How to set up dbt Development#
The goal of this document is to explain the steps needed to set up a personal dbt development environment for use in an EDU project. The intended audience is a developer who is familiar with dbt and already has an account on an existing EDU data warehouse with a role that allows for write permissions & dbt development in the database.
This docs begins with the assumption that the reader has a local development environment set up with Python installed. The exact version of Python is not critical, but the minimum compatible version is 3.8.
Installing dbt#
To install dbt, see the official documentation here.
You'll need dbt-core
and dbt-snowflake
installed, but no other adapters are required.

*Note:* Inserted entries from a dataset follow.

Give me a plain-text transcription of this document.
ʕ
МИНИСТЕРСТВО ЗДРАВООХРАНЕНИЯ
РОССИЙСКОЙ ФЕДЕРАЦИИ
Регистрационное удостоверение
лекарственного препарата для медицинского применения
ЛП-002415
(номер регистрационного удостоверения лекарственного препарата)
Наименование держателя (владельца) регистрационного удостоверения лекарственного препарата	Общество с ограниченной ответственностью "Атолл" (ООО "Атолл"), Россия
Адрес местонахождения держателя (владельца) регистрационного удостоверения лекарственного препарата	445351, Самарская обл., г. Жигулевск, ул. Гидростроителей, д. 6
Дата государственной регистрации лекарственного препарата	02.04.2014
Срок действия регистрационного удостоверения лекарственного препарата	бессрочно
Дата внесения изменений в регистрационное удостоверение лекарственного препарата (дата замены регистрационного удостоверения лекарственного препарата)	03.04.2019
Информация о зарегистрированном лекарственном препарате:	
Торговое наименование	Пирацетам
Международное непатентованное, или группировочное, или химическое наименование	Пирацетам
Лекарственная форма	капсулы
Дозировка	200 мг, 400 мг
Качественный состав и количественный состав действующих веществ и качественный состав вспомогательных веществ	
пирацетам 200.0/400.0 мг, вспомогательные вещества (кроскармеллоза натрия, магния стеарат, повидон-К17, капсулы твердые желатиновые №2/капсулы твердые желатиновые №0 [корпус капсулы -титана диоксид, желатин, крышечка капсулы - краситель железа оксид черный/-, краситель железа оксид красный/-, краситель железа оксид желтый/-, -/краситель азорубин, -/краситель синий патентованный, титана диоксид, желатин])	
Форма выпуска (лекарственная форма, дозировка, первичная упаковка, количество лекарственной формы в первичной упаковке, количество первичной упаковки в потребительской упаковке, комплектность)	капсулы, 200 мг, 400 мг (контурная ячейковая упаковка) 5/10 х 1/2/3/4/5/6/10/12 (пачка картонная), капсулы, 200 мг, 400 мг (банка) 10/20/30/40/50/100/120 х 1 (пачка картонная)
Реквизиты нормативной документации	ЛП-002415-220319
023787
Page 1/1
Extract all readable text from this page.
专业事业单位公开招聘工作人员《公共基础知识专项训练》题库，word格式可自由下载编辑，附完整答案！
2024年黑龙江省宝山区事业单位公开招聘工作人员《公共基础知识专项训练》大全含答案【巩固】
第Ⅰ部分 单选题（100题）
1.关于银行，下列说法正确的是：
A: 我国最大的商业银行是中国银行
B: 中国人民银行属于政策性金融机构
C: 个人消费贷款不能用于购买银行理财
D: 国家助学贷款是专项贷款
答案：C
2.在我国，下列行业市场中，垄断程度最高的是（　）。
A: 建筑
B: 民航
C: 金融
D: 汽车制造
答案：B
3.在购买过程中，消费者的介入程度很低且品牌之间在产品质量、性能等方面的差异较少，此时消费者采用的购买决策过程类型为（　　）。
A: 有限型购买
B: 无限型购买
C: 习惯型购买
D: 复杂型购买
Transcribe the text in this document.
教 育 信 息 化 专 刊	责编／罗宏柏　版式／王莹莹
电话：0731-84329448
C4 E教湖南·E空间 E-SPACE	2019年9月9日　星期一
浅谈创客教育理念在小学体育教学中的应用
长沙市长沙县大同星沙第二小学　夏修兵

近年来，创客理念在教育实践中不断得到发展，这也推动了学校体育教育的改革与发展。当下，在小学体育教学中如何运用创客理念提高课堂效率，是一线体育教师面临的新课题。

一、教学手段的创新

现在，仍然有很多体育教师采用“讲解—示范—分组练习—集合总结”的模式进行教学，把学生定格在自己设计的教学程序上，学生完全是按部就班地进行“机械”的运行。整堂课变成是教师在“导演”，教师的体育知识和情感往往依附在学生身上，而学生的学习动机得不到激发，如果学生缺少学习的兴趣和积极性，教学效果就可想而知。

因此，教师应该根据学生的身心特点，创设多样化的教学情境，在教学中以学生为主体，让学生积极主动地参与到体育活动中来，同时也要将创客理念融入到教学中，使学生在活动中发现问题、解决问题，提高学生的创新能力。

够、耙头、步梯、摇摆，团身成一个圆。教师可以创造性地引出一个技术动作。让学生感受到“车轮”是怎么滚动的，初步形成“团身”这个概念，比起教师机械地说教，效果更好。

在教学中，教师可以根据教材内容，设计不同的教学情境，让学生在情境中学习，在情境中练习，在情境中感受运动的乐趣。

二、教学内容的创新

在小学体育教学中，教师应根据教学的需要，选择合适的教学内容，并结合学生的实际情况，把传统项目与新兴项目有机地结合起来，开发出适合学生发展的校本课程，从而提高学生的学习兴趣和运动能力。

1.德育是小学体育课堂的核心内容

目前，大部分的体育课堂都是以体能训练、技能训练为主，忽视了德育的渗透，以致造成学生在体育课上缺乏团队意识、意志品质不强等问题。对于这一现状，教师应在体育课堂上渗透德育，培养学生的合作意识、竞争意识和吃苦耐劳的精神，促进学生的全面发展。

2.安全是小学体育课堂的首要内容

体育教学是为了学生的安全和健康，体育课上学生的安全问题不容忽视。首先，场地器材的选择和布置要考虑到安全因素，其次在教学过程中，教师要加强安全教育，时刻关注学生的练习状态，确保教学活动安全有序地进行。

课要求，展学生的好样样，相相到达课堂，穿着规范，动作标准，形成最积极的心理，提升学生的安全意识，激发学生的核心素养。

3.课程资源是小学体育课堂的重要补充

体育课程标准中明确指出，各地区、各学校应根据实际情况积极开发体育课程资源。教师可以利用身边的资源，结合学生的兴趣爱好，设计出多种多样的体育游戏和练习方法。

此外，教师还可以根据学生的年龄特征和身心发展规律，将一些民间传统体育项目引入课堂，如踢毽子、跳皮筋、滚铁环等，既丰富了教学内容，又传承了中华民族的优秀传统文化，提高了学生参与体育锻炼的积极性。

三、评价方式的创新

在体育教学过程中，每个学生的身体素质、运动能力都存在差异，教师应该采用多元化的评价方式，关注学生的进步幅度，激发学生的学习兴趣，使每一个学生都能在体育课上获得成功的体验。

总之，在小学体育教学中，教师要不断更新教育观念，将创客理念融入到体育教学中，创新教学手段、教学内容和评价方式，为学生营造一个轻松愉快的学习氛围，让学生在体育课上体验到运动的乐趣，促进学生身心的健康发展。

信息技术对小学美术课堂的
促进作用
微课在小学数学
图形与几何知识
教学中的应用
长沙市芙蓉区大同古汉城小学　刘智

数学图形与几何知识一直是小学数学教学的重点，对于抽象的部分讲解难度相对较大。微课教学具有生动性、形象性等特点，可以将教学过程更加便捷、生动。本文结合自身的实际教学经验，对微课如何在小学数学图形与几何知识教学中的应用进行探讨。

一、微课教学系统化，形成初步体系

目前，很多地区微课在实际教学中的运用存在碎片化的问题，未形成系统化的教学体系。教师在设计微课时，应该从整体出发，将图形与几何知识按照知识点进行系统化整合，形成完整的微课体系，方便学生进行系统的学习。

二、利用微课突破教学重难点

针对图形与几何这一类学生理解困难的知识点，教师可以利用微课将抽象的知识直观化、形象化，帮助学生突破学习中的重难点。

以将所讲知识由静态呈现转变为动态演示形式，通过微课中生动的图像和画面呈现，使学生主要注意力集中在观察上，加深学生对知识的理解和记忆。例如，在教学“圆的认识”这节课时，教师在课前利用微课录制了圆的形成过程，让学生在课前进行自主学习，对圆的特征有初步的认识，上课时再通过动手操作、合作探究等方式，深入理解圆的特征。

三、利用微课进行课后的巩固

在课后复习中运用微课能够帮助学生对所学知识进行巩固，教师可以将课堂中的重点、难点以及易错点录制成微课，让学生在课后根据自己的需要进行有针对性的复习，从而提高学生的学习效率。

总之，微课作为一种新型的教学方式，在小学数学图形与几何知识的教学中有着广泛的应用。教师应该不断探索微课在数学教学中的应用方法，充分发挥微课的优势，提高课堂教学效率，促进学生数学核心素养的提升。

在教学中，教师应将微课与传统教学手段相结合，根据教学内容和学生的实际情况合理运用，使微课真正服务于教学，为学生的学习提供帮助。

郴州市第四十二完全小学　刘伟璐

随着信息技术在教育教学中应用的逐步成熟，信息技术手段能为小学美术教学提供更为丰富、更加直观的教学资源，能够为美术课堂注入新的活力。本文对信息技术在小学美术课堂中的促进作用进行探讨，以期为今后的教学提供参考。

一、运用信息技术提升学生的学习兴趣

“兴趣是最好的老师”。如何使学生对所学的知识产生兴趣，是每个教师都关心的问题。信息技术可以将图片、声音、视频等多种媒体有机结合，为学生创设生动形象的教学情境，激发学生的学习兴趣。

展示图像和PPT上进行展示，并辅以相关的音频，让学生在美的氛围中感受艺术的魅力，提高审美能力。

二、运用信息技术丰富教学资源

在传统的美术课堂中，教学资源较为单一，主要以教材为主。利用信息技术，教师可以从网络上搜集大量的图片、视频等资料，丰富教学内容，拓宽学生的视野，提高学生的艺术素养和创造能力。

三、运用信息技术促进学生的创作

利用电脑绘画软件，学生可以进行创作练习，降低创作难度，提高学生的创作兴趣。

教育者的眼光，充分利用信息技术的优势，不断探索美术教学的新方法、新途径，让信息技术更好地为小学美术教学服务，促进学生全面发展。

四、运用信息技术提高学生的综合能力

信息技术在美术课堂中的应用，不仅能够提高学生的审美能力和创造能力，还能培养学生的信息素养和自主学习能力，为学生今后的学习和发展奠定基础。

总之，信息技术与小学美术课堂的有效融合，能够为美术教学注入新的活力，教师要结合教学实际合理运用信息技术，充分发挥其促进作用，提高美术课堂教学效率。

dbt can be installed in any operating system, though the exact steps may be slightly different. As a prerequisite, you'll need a terminal client (such as Windows Terminal) and Python 3 installed.
EA developers use WSL to have a local Ubuntu virtual machine for development, which more closely emulates the deployed environment, but Windows can be used as well. Some of the documentation below assumes a Linux environment, so commands may need to adapted for Windows.
dbt profile Setup#
dbt requires a profile in your home directory to configure all connections you might use. Project level settings will choose the right connection, so you’ll only have to create set this up once per project.
If you don’t already have one, create a dbt profile in your home directory.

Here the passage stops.